I volontari del 118: "Addestrati per terremoti e disastri ma non per questo. Il peggio è passato? È un'illusione"

"Qui è l'inferno ogni giorno"

«Vuoi vedere come lavoriamo? Bene ti spediamo all'inferno. Vai a Bergamo con Alessandro e Sergio». Elio Di Leo, coordinatore della Misericordia di Arese, una delle più grandi associazioni di volontariato del 118 mi saluta così. Squadro i suoi volontari. Mi verrebbe da chiamarli i miei «monatti». Ma il soccorritore Alessandro Bernocchi, 32 anni, e Sergio Venerus, 55enne, ingegnere informatico, non ne hanno né la faccia, né l'indole. I monatti del Manzoni trasportavano gli appestati e ne razziavano gli averi. Alessandro e Sergio rischiano la vita e ci regalano la loro fatica per tirarci fuori dalla catastrofe. Catastrofe. La parola salta fuori mentre l'ambulanza divora l'asfalto grigio che lassù verso Bergamo s'infila sotto il cielo plumbeo e greve.

«Siamo addestrati per terremoti e disastri chimici, ma non per questo. Qui riflette Alessandro - è come se esplodesse una fabbrica ogni giorno. E' la catastrofe quotidiana. Per questo è dura». All'Ospedale Giovanni XXIII di Bergamo Sergio m'inizia al rito della vestizione. «Lavati le mani, disinfettale, infila i guanti, metti la tuta sterile, inforca gli occhiali, posiziona la mascherina, metti copri-scarpe, chiudi con il secondo paio di guanti. Ma attento, se sbagli rischi». Poi si passa da Raniero Frizzini. E il responsabile del Soreo, coordina tutte le ambulanze. Da dietro la mascherina è il simbolo della fermezza. Racconta delle 70 ambulanze e delle 40 di rinforzo pronte a battere la provincia di Bergamo. Ti mostra la curva degli interventi «Millecento36 solo ieri, solo in provincia di Bergamo capisci?». Gli chiedi se ha paura. Lo ascolti crollare. La voce diventa un singhiozzare spezzato. «Devo reggere il colpo. Devo farlo per i nove operatori, i sei infermieri e i 4 medici caduti malati. Ma a casa la sera lo confesso vince l'angoscia». Ora sussurra anche lui la parola fatidica. Catastrofe.
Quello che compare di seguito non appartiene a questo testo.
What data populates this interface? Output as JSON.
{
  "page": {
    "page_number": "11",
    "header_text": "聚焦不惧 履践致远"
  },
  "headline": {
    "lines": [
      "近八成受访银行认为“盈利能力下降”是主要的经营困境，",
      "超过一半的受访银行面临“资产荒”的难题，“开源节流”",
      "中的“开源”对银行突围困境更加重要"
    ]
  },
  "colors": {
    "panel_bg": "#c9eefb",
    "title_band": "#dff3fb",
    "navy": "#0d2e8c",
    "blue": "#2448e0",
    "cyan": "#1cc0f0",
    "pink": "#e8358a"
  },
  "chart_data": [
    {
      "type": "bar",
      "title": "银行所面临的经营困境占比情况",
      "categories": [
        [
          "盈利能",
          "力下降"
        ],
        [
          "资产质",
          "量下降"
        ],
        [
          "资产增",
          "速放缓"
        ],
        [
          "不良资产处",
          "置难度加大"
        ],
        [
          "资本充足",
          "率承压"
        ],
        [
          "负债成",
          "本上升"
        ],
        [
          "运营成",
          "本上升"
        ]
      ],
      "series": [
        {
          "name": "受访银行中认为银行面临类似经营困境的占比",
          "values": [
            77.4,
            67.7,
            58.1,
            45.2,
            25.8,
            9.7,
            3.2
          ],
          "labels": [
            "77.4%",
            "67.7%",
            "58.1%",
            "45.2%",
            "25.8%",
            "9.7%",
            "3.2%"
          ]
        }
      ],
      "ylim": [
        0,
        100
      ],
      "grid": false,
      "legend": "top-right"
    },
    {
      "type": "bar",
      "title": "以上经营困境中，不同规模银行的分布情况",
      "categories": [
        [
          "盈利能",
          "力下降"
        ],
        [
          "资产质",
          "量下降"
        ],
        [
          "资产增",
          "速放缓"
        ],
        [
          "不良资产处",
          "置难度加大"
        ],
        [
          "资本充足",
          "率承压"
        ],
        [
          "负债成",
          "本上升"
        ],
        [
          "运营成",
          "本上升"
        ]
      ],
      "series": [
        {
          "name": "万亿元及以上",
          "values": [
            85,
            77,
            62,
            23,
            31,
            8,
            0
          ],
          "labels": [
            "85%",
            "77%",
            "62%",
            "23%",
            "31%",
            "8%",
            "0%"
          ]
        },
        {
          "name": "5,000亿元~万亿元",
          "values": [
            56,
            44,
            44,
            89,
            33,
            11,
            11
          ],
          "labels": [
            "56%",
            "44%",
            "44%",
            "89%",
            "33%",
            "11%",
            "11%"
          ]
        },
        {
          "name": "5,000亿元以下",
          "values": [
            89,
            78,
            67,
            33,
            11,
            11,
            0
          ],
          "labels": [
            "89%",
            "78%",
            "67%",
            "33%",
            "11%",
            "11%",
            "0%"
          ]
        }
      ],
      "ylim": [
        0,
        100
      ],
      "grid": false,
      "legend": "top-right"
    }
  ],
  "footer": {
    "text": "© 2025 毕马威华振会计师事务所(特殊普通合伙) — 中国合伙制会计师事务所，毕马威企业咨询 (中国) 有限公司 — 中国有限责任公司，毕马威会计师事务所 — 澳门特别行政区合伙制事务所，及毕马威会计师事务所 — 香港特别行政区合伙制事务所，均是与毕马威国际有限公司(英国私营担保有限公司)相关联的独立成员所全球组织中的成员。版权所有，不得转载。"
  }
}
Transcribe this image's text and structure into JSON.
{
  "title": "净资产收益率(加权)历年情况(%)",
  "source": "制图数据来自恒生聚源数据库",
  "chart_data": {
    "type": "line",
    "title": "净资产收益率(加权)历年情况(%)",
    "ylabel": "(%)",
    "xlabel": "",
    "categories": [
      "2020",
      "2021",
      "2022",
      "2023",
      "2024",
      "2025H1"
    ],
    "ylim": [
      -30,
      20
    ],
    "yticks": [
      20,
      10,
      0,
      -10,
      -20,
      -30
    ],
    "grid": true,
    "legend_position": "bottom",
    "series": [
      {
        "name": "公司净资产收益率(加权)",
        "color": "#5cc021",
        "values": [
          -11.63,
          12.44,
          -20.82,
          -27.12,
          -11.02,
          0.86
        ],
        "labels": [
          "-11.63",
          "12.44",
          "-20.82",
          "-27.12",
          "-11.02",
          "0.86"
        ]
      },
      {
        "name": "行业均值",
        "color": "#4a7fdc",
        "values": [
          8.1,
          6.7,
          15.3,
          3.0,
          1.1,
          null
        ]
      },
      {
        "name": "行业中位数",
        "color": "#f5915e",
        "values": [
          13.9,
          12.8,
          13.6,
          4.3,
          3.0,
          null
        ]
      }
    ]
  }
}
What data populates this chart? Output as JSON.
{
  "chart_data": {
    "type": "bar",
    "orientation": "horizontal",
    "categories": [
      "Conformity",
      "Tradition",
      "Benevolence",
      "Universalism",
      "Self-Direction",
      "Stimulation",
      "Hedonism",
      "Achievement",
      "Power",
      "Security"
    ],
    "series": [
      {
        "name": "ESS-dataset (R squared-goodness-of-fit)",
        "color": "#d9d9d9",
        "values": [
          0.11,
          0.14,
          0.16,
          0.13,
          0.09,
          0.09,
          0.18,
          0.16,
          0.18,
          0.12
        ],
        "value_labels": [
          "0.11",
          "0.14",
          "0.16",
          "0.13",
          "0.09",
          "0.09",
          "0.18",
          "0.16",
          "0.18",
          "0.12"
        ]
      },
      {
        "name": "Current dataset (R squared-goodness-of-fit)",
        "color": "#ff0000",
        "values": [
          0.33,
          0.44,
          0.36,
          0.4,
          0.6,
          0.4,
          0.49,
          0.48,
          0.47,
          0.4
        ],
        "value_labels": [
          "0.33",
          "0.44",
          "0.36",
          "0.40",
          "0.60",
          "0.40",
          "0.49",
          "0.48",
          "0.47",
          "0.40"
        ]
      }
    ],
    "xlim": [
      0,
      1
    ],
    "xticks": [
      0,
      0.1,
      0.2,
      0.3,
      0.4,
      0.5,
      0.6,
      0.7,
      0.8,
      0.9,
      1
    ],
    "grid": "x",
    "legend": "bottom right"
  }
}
«Nessuno lo dice, nessuno lo ammette, ma più t'illudi che il peggio sia andato più ne vedi dell'altro arrivare. Solo i miei uomini mi danno la forza Più si ammalano più gli altri pretendono doppi turni». Ora si va. Nell' ambulanza le parole diventano sussurri deformati dal tappo delle mascherine . La base è in via Corridoni a Bergamo. Neanche il tempo di parcheggiare e la centrale ci spedisce in via Borgo Palazzo. Fuori dalla Crocerossa sembriamo fantasmi bianchi nel deserto, le facce mascherate, gli occhi schermati la testa coperta. Più che monatti extra-terresti venuti a rapire gli umani. Ma nessuno si stupisce. Per i rari passanti coperti dalle mascherine siamo gli eroi della nuova guerra. «Ma la guerra è appena incominciata», si lamenta Sergio mentre sale verso l'abitazione da dove è partita la richiesta di soccorso. Lui e Alessandro sono «soccorritori avanzati» capaci di valutare lo stato di un paziente, rianimarlo e stabilizzarlo. Ma qui il grande dubbio è sempre lo stresso. Mandarli all'ospedale o lasciarli a casa? «Ha 65 anni, la saturazione del sangue a 90 e quindi può avere il Covid spiega Sergio quando ridiscende - ma al pronto soccorso rischi il contagio quindi se non sono gravi meglio lasciarli a casa». Rimontiamo sull'ambulanza la gente saluta. «Questo è quello che mi da la carica», ripete Alessandro mentre divora le strade deserte. Risuona il telefono. Lui pigia il freno si butta in una piazzola. «Stavolta è un codice rosso, uomo 75 anni, insufficienza respiratoria, destinazione Dalmine». La fermata è un viottolo sperduto tra la statale e le campagne, tra condomini e villette a schiera. Anche qui la sirena non impressiona più. Nessuno sguardo curioso, nessuna domanda. Solo qualche frettoloso scuoter di teste e un accelerare del passo. Poi il codice rosso arriva. Non sembra star male, ma respira a fatica. Sergio si consulta con la centrale, decide «Ha patologie pregresse, un fisico debilitato e sintomi rilevanti. Lasciarlo a casa non si può».

Dieci minuti dopo siamo al Policlinico San Marco di Zingonia. Un'ora dopo il nostro codice rosso è ancora lì. «Ci vorranno delle ore - ripete Sergio - è il triage. Devono capire se e quanti respiratori hanno. Succede in ogni grandi catastrofe. Qui, invece, succede ogni giorno».